У людей, привыкших к тяготам армейской службы, как правило, хорошо развиты инстинкты, необходимые, чтобы сохранить свою задницу целой в условиях жесткой субординации. Один из таких инстинктов велит не перечить людям, которые ведут себя как большие шишки, если их поведение выглядит достаточно правдоподобно.

— Вас понял, мэм! Простите, мэм! — выкрикнул он.

— Миллер, — прошептал я. — Раз уж ты тут главная, может, прикажешь сержанту дать мне хоть каплю воды? Горло пересохло после той дряни, которой вы меня накачали…

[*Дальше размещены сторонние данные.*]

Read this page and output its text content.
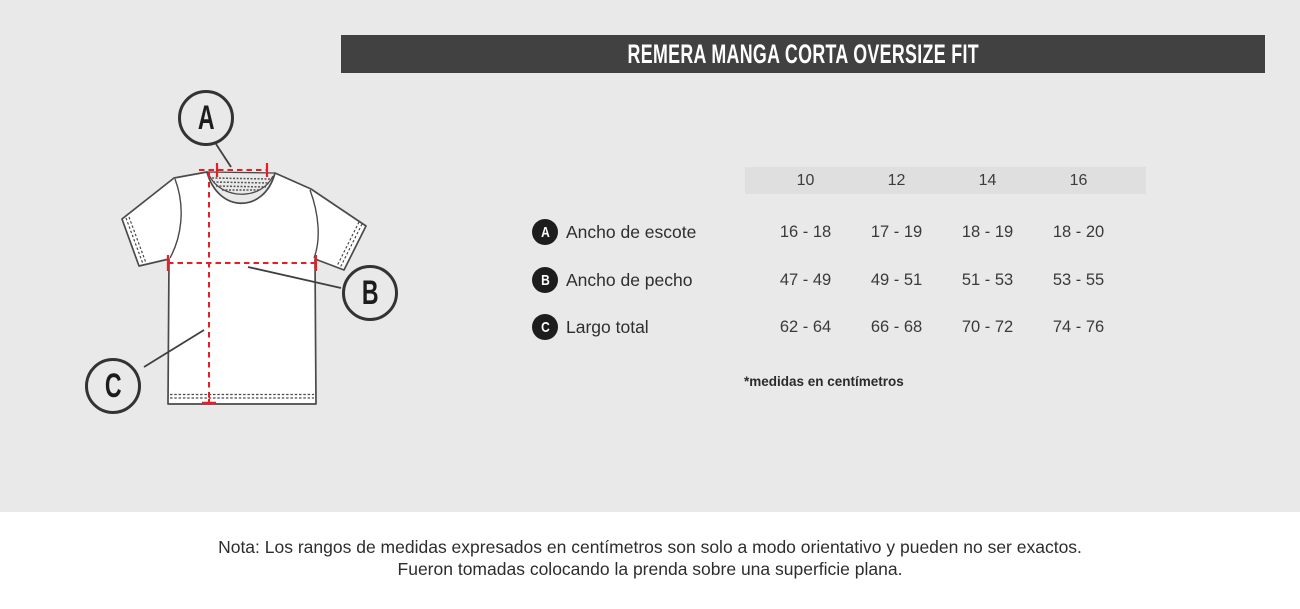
REMERA MANGA CORTA OVERSIZE FIT
A
B
C
10	12	14	16
A Ancho de escote	16 - 18	17 - 19	18 - 19	18 - 20
B Ancho de pecho	47 - 49	49 - 51	51 - 53	53 - 55
C Largo total	62 - 64	66 - 68	70 - 72	74 - 76
*medidas en centímetros
Nota: Los rangos de medidas expresados en centímetros son solo a modo orientativo y pueden no ser exactos.
Fueron tomadas colocando la prenda sobre una superficie plana.
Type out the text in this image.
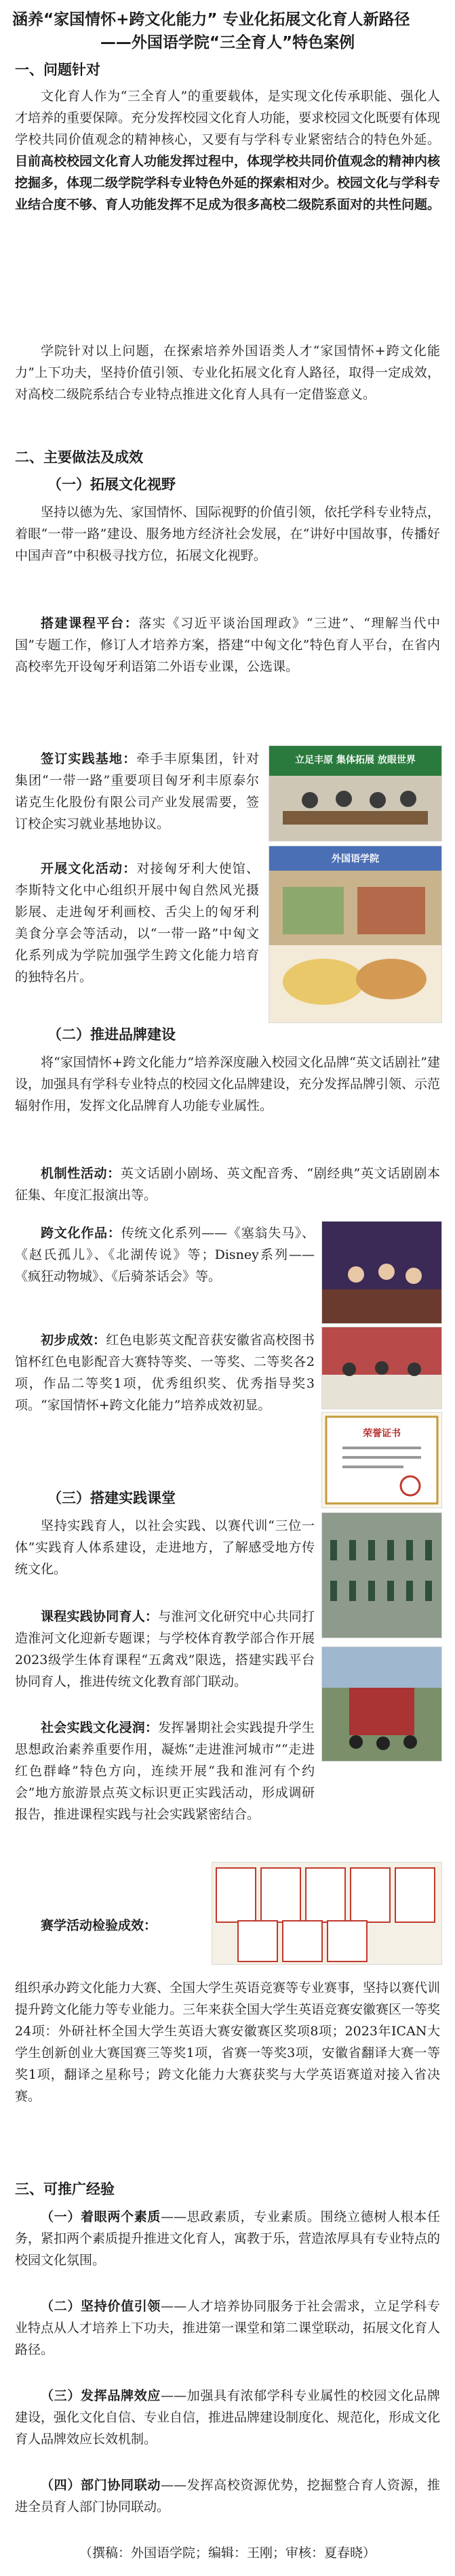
涵养“家国情怀+跨文化能力” 专业化拓展文化育人新路径
——外国语学院“三全育人”特色案例
一、问题针对
文化育人作为“三全育人”的重要载体，是实现文化传承职能、强化人才培养的重要保障。充分发挥校园文化育人功能，要求校园文化既要有体现学校共同价值观念的精神核心，又要有与学科专业紧密结合的特色外延。目前高校校园文化育人功能发挥过程中，体现学校共同价值观念的精神内核挖掘多，体现二级学院学科专业特色外延的探索相对少。校园文化与学科专业结合度不够、育人功能发挥不足成为很多高校二级院系面对的共性问题。
学院针对以上问题，在探索培养外国语类人才“家国情怀+跨文化能力”上下功夫，坚持价值引领、专业化拓展文化育人路径，取得一定成效，对高校二级院系结合专业特点推进文化育人具有一定借鉴意义。
二、主要做法及成效
（一）拓展文化视野
坚持以德为先、家国情怀、国际视野的价值引领，依托学科专业特点，着眼“一带一路”建设、服务地方经济社会发展，在“讲好中国故事，传播好中国声音”中积极寻找方位，拓展文化视野。
搭建课程平台：落实《习近平谈治国理政》“三进”、“理解当代中国”专题工作，修订人才培养方案，搭建“中匈文化”特色育人平台，在省内高校率先开设匈牙利语第二外语专业课，公选课。
立足丰原 集体拓展 放眼世界
签订实践基地：牵手丰原集团，针对集团“一带一路”重要项目匈牙利丰原泰尔诺克生化股份有限公司产业发展需要，签订校企实习就业基地协议。
外国语学院
开展文化活动：对接匈牙利大使馆、李斯特文化中心组织开展中匈自然风光摄影展、走进匈牙利画校、舌尖上的匈牙利美食分享会等活动，以“一带一路”中匈文化系列成为学院加强学生跨文化能力培育的独特名片。
（二）推进品牌建设
将“家国情怀+跨文化能力”培养深度融入校园文化品牌“英文话剧社”建设，加强具有学科专业特点的校园文化品牌建设，充分发挥品牌引领、示范辐射作用，发挥文化品牌育人功能专业属性。
机制性活动：英文话剧小剧场、英文配音秀、“剧经典”英文话剧剧本征集、年度汇报演出等。
跨文化作品：传统文化系列——《塞翁失马》、《赵氏孤儿》、《北湖传说》等；Disney系列——《疯狂动物城》、《后骑茶话会》等。
荣誉证书
初步成效：红色电影英文配音获安徽省高校图书馆杯红色电影配音大赛特等奖、一等奖、二等奖各2项，作品二等奖1项，优秀组织奖、优秀指导奖3项。“家国情怀+跨文化能力”培养成效初显。
（三）搭建实践课堂
坚持实践育人，以社会实践、以赛代训“三位一体”实践育人体系建设，走进地方，了解感受地方传统文化。
课程实践协同育人：与淮河文化研究中心共同打造淮河文化迎新专题课；与学校体育教学部合作开展2023级学生体育课程“五禽戏”限选，搭建实践平台协同育人，推进传统文化教育部门联动。
社会实践文化浸润：发挥暑期社会实践提升学生思想政治素养重要作用，凝炼“走进淮河城市”“走进红色群峰”特色方向，连续开展“我和淮河有个约会”地方旅游景点英文标识更正实践活动，形成调研报告，推进课程实践与社会实践紧密结合。
赛学活动检验成效：
组织承办跨文化能力大赛、全国大学生英语竞赛等专业赛事，坚持以赛代训提升跨文化能力等专业能力。三年来获全国大学生英语竞赛安徽赛区一等奖24项：外研社杯全国大学生英语大赛安徽赛区奖项8项；2023年ICAN大学生创新创业大赛国赛三等奖1项，省赛一等奖3项，安徽省翻译大赛一等奖1项，翻译之星称号；跨文化能力大赛获奖与大学英语赛道对接入省决赛。
三、可推广经验
（一）着眼两个素质——思政素质，专业素质。围绕立德树人根本任务，紧扣两个素质提升推进文化育人，寓教于乐，营造浓厚具有专业特点的校园文化氛围。
（二）坚持价值引领——人才培养协同服务于社会需求，立足学科专业特点从人才培养上下功夫，推进第一课堂和第二课堂联动，拓展文化育人路径。
（三）发挥品牌效应——加强具有浓郁学科专业属性的校园文化品牌建设，强化文化自信、专业自信，推进品牌建设制度化、规范化，形成文化育人品牌效应长效机制。
（四）部门协同联动——发挥高校资源优势，挖掘整合育人资源，推进全员育人部门协同联动。
（撰稿：外国语学院；编辑：王刚；审核：夏春晓）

— Сержант, дайте ему воды, — велела она.

Достав из-за пояса металлическую флягу и отвинтив крышечку, сержант нехотя шагнул ко мне и довольно грубо ткнул горлышко фляги мне в рот. Мне было не до того, чтобы обижаться из-за недостатка обходительности — я присосался к фляге, как умирающий от жажды в пустыне, едва не причмокивая от удовольствия, и не обращал внимания, что капельки жидкости стекают у меня по подбородку на грудь и на колени.

— Спасибо, — прошептал я, когда фляга почти опустела.

Ничего не ответил, сержант сделал знак рукой стоящему за моей спиной сослуживцу и они вместе направились к выходу из помещения. Прокурор дождалась, пока в ответ на стук сержанта дверь снаружи открыли и выпустили рейнджеров, а затем закрыли. Тогда она педантично достала из своей сумочки влажную салфетку и начала тщательно протирать стул и столешницу.

— Я удивлен, что я жив после того, как пробыл пару часов без сознания под присмотром этих парней, — заметил я.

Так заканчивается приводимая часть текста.